Books on Python now vs in 8 months.
Phil Hunt
philh at vision25.demon.co.uk
Sun May 2 09:46:26 EDT 1999
In article <v04003a00b351d11d0329@[195.180.62.188]>
peter.sommerfeld at gmx.de "Peter Sommerfeld" writes:
> Phil Voris wrote:
> >I've been considering learning Python as a means of getting insight into
> >OO thinking. I have been reluctant to by the snake or rat books because
> >I have read that future versions of Python -- mayber even versions as
> >early as later this year -- will be radicaly different and in some ways
> >backwards incompatible. I ask myself if it's worthwhile to learn it one
> >way if it will change so quickly. Does anyone have insight as to how
> >much it's _really_ going to change...?
>
> Phil,
> forget about this. 1.5.2 (windows) has just been released. and next will be
> the backward compatible version 1.6 (+ a few minor releases). Version 2.0
> will then probably change the object model. But this is far away, lets say
> 3 to 5 years (who knows?). And Python will still be Python ...
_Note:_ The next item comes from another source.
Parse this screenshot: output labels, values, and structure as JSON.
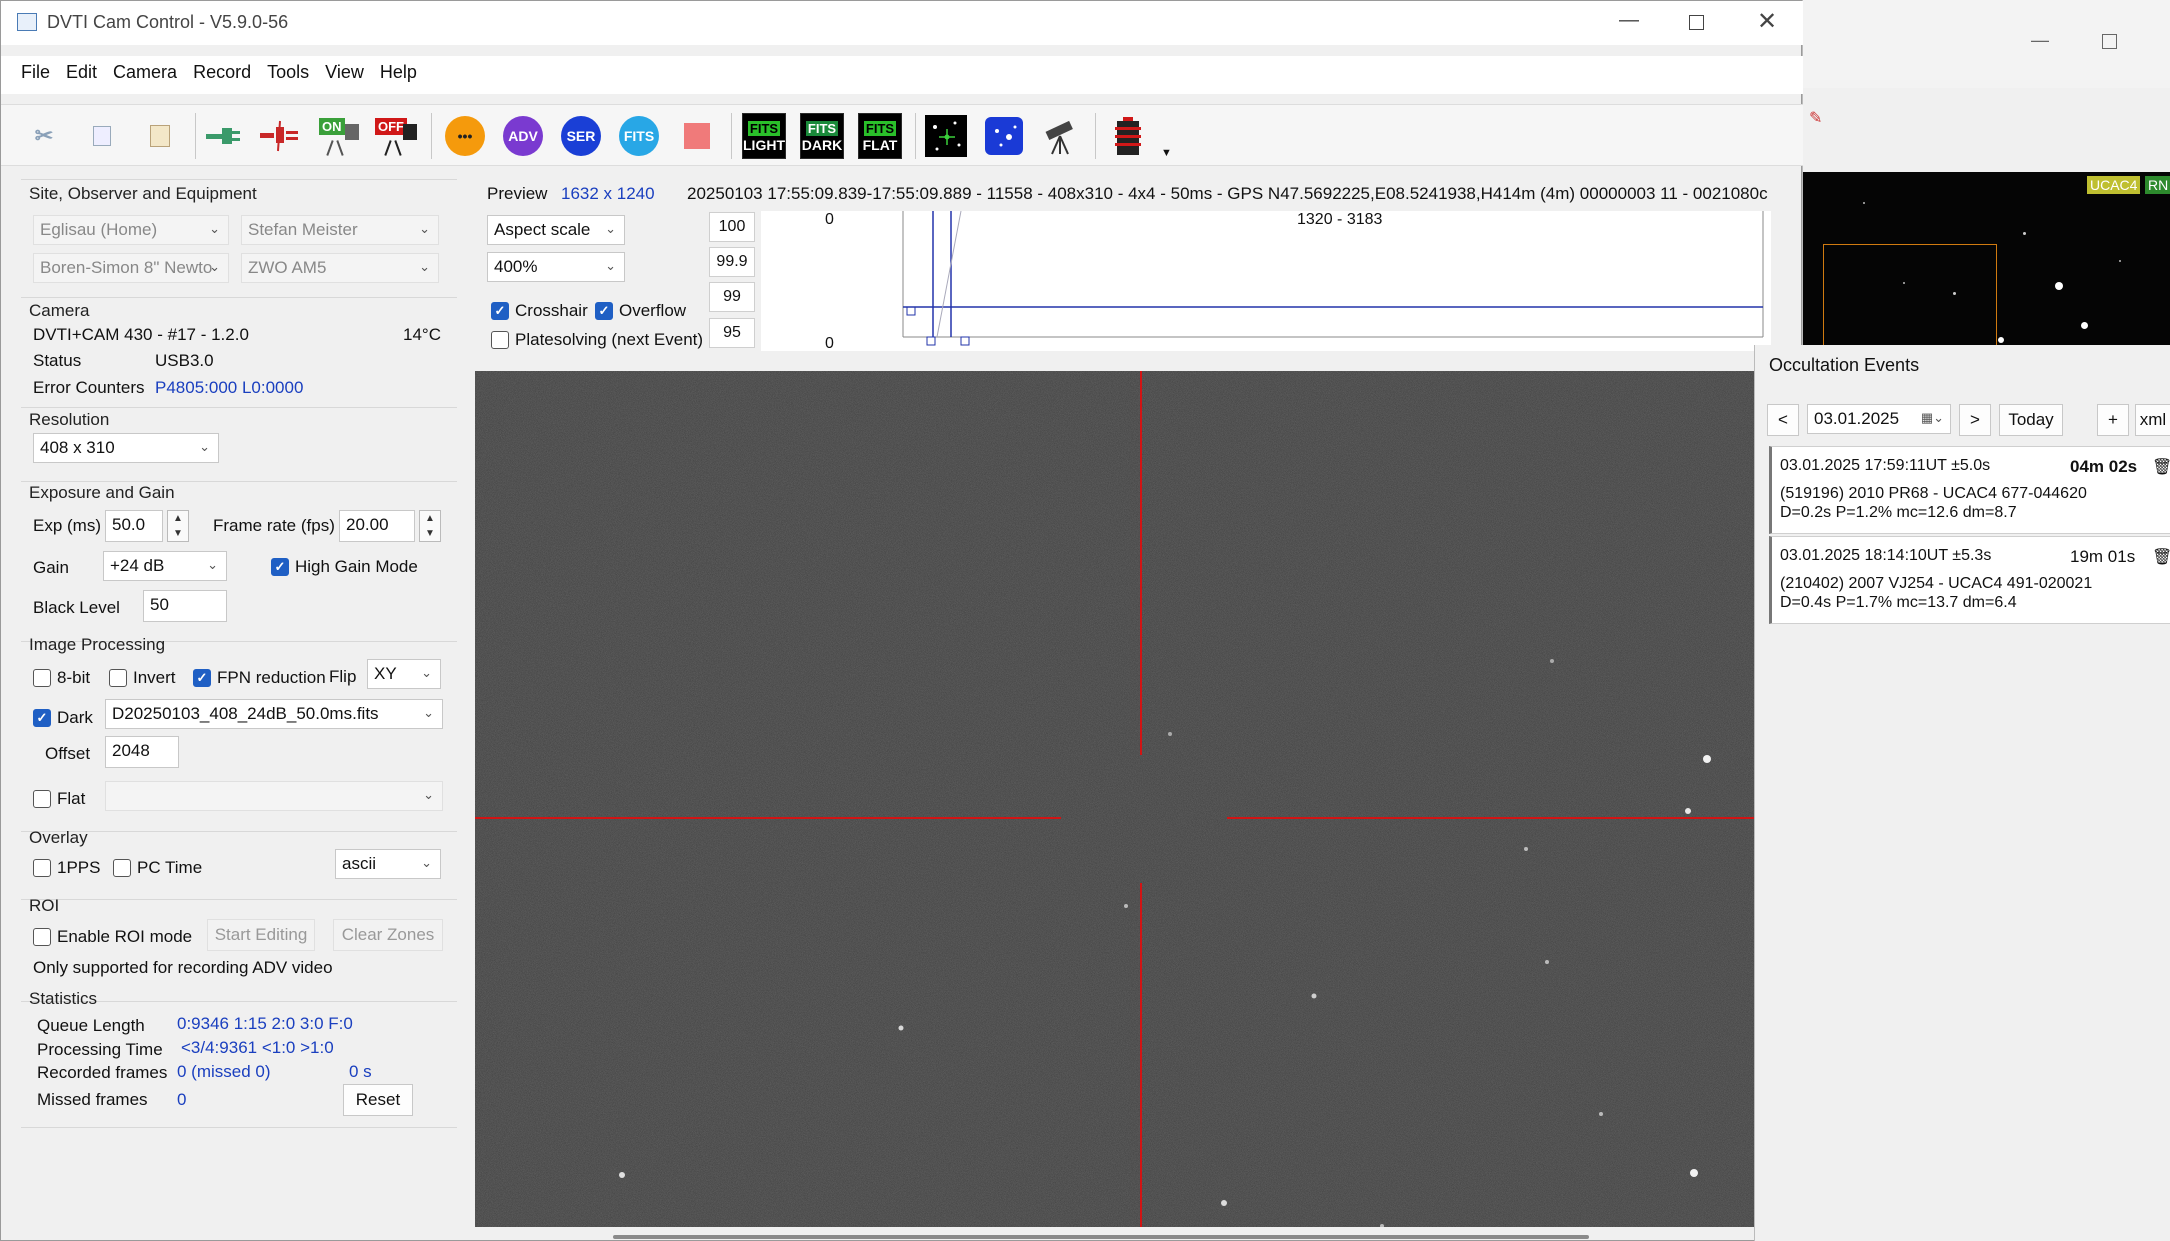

If 2.0 changes the object model in way that cause serious
incompatibilities, perhaps it should be called something other
than Python.
(Although I imagine reasonable speed improvements could be done in
a way that doesn't break existing code -- for example there could be
a keyword ``static'' which when applied to a class means that instances
of that class can't create new instance variablres at run time. This
would mean that accessing self.someVariable wouldn't involve a
hashtable lookup, just an index in an array.